Here we can add a more resource (Heap memory) to avoid the OOM error and continue to execute the web service method.
13) Add more 10 MB heap to the 4th JVC
setmem 4 10000 dominfo 4 JVCID: 4 JVC-NAME: jvc-4 JVC type: ServletContainer JVC command line: /test-infras.war JVC status: Running JVC persistence: true JVC priority: 10 JVC elastic group: 0 JVC uptime: 30 minutes, 3.445 seconds JVC cpu usage: 0.0009 GHz-hours (1.410 seconds) Maximum heap memory: 18.65MiB Allowed elastic memory: 0KiB Used heap memory: 9.43MiB Classloader count: 4 Total classes loaded: 2449Run the web service client and we check the log file, you should find that OOM error clear and the web service continue executing normally.
With Jirsh command line client you also stop, start and resume the JVC, the full list of the command you can find here.

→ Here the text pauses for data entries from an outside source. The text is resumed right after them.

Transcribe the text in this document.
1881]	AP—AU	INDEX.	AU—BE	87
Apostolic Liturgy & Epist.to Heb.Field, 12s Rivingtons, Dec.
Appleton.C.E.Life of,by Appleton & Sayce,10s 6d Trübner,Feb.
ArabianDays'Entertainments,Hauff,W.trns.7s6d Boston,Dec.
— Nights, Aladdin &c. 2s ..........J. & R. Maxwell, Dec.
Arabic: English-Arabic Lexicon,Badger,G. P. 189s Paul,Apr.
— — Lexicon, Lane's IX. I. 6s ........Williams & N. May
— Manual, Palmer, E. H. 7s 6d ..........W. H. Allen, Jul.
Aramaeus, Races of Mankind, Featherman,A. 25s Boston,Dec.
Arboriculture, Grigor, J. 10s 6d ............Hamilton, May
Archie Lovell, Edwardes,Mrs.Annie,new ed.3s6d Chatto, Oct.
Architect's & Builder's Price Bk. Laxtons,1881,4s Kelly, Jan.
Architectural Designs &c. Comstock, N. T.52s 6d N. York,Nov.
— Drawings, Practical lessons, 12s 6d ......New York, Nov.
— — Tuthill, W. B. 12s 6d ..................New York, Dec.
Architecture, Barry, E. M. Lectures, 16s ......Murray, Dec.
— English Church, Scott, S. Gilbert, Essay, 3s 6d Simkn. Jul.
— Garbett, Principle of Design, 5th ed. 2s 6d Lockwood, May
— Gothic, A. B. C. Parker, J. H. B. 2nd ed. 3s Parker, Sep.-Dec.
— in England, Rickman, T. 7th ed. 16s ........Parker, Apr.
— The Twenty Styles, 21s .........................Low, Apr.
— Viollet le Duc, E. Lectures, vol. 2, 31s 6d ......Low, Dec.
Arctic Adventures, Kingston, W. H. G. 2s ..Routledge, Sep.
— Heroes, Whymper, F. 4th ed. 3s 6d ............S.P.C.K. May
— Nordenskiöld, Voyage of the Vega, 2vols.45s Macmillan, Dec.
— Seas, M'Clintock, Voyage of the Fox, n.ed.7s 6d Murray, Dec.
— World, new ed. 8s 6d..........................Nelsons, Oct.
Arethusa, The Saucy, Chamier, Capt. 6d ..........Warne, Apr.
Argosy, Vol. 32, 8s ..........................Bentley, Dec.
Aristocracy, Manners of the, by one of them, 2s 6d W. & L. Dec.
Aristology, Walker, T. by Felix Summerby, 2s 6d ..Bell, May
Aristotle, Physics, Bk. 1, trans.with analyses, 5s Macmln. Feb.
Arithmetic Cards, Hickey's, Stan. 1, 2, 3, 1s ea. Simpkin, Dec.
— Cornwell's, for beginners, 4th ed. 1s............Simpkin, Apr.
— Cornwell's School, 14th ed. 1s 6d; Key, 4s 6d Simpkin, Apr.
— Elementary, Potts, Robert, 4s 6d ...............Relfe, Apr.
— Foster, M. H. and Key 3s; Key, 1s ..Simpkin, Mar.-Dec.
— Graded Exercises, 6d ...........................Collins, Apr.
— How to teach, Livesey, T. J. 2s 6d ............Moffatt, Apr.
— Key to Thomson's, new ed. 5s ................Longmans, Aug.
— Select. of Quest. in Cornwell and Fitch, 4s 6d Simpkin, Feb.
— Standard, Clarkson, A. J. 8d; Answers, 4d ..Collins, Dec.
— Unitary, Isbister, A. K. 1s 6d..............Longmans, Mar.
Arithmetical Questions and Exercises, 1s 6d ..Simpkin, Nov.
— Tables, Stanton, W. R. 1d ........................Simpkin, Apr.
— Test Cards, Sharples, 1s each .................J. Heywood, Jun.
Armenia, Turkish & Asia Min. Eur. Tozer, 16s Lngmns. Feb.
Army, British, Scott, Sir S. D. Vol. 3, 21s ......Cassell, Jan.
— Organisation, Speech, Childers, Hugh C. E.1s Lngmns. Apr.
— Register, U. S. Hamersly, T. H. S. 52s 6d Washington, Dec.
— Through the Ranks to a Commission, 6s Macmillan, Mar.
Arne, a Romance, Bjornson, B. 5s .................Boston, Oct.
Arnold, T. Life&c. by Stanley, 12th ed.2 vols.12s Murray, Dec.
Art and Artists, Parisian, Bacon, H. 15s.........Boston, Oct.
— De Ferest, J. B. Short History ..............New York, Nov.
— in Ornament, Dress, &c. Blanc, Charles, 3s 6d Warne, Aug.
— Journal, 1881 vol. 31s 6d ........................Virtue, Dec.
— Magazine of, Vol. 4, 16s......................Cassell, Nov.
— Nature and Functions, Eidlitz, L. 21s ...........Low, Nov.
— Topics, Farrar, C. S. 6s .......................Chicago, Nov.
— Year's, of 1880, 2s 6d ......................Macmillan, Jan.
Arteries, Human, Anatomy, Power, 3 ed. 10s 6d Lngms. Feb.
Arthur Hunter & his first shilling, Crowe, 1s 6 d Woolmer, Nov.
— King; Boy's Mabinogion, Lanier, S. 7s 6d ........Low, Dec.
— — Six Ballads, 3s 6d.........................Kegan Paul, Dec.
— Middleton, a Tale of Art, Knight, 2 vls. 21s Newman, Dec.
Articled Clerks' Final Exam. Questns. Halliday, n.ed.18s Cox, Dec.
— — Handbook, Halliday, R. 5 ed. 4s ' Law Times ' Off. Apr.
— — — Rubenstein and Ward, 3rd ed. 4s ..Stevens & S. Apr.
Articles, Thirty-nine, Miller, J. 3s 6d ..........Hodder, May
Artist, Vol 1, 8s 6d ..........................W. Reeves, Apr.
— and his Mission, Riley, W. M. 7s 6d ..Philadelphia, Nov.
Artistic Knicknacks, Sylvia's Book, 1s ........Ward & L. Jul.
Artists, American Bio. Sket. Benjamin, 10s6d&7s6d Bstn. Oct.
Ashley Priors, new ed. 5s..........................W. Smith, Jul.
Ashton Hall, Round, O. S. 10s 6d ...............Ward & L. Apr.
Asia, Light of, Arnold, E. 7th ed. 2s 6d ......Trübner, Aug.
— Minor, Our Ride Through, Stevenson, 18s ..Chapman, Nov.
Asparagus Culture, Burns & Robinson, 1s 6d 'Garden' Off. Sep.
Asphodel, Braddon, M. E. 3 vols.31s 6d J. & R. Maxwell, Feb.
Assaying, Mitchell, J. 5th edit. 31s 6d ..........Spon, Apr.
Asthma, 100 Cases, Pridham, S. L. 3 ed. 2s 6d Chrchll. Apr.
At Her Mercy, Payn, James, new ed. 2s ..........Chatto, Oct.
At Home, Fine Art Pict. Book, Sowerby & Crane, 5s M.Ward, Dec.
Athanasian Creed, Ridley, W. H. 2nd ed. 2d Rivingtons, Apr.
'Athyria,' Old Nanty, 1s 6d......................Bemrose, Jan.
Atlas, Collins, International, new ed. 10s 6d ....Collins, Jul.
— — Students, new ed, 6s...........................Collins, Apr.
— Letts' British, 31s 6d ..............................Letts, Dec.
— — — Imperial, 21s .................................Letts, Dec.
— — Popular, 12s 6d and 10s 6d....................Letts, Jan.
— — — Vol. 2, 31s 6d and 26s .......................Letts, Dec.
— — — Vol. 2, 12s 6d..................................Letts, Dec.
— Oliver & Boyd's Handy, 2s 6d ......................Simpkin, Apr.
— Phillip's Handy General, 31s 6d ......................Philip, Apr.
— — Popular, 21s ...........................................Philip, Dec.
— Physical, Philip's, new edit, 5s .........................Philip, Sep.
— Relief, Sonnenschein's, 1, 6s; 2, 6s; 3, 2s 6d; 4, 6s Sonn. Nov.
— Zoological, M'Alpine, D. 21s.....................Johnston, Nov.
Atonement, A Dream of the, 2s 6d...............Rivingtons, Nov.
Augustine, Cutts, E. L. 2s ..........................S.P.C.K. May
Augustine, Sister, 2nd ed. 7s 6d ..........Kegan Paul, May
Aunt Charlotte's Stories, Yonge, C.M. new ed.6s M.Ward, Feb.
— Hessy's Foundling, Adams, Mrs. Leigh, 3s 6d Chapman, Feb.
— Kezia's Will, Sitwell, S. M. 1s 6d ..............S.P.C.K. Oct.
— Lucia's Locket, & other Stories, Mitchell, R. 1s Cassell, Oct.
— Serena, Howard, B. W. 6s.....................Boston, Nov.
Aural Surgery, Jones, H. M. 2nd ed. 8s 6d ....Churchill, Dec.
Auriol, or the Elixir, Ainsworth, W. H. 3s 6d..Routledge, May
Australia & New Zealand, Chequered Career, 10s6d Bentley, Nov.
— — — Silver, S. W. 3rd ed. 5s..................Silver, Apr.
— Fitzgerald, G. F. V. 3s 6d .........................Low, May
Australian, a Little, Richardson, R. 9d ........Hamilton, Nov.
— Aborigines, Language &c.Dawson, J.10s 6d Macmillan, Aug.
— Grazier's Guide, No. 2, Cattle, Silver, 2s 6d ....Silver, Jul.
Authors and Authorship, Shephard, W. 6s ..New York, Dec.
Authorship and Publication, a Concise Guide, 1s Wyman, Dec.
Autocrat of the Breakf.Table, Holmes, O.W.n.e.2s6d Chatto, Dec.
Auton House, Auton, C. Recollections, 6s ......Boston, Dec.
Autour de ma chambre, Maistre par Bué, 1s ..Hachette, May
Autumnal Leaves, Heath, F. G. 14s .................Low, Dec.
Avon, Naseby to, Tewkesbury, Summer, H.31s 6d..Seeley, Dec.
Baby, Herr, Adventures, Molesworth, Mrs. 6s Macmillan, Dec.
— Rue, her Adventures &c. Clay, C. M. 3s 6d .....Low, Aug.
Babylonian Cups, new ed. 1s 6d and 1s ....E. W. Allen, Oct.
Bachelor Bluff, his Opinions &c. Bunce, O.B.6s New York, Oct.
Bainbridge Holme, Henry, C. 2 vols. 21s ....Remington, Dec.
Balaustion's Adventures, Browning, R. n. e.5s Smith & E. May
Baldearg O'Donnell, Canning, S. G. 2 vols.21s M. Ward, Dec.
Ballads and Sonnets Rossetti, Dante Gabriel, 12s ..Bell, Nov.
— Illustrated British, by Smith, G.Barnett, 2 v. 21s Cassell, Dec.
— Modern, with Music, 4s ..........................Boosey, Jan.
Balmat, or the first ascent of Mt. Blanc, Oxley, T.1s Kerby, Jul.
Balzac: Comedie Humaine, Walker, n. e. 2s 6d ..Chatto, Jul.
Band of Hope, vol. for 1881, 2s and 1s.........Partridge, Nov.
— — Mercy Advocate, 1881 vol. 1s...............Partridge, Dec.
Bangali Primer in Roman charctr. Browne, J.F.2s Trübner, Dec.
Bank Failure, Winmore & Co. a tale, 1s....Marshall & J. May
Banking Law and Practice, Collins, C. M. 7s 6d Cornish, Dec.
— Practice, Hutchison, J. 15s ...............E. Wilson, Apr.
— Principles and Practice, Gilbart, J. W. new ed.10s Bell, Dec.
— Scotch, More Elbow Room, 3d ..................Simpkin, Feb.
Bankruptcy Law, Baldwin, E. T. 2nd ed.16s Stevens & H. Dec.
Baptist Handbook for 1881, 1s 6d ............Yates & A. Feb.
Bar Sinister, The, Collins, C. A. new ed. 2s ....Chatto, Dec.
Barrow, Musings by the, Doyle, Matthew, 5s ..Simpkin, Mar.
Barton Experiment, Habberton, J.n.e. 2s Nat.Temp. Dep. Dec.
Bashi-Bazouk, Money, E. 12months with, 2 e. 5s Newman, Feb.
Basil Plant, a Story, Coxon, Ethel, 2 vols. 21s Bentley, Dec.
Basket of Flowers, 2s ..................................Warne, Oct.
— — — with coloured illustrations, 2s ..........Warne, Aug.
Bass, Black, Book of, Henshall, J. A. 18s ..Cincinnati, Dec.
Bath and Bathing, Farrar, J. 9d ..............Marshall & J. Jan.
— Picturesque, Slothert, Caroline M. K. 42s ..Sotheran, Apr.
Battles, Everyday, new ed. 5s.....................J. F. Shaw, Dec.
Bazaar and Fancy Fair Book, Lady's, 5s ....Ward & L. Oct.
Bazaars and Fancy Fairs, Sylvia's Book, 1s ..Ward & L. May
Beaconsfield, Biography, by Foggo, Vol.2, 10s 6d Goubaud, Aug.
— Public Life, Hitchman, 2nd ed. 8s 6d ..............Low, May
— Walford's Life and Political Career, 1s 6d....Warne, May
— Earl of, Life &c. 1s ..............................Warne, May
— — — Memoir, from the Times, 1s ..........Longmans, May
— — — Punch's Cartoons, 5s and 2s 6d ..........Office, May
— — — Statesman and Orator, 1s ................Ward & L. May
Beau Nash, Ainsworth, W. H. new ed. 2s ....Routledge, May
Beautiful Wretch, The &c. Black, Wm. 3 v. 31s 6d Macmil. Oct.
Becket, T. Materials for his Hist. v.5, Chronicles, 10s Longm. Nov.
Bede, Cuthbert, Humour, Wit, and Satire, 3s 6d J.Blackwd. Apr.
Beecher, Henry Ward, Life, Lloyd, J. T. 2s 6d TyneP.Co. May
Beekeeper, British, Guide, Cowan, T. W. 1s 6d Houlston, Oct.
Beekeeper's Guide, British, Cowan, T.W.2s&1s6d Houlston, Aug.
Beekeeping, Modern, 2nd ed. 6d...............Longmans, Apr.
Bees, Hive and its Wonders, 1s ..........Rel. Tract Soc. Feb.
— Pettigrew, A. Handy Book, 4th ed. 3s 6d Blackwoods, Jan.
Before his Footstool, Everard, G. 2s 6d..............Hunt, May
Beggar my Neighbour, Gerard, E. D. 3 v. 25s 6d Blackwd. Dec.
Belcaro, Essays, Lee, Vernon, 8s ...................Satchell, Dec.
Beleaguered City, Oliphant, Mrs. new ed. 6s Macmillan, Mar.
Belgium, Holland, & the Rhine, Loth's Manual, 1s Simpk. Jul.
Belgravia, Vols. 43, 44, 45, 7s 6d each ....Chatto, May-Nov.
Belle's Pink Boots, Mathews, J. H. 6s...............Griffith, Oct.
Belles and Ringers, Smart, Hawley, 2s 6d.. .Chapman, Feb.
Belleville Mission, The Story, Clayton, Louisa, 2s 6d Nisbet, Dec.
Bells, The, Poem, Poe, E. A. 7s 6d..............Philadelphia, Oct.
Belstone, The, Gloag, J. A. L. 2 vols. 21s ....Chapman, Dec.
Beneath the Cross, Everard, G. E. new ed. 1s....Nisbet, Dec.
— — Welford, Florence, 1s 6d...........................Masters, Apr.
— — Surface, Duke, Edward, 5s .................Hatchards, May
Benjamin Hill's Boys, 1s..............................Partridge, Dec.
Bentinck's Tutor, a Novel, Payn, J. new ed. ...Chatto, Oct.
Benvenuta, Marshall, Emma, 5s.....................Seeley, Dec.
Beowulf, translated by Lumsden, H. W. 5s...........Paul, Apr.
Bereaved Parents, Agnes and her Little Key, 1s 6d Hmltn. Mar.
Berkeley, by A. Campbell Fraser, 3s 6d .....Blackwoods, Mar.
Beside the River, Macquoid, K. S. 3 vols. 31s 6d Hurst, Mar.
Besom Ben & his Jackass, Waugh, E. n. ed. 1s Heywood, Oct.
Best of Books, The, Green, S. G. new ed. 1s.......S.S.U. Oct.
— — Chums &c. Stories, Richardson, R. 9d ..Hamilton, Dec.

In my experience it's works like a charm, however very hard to say what will be the actual performance in production environment. All the JVC's share the host JVM GC and other resources also, it's hard to say what will be the actual performance in production with high load app. At first glance, bottle neck would be the GC, but for the first step of JVM multi tenancy ElastiCat is good choice.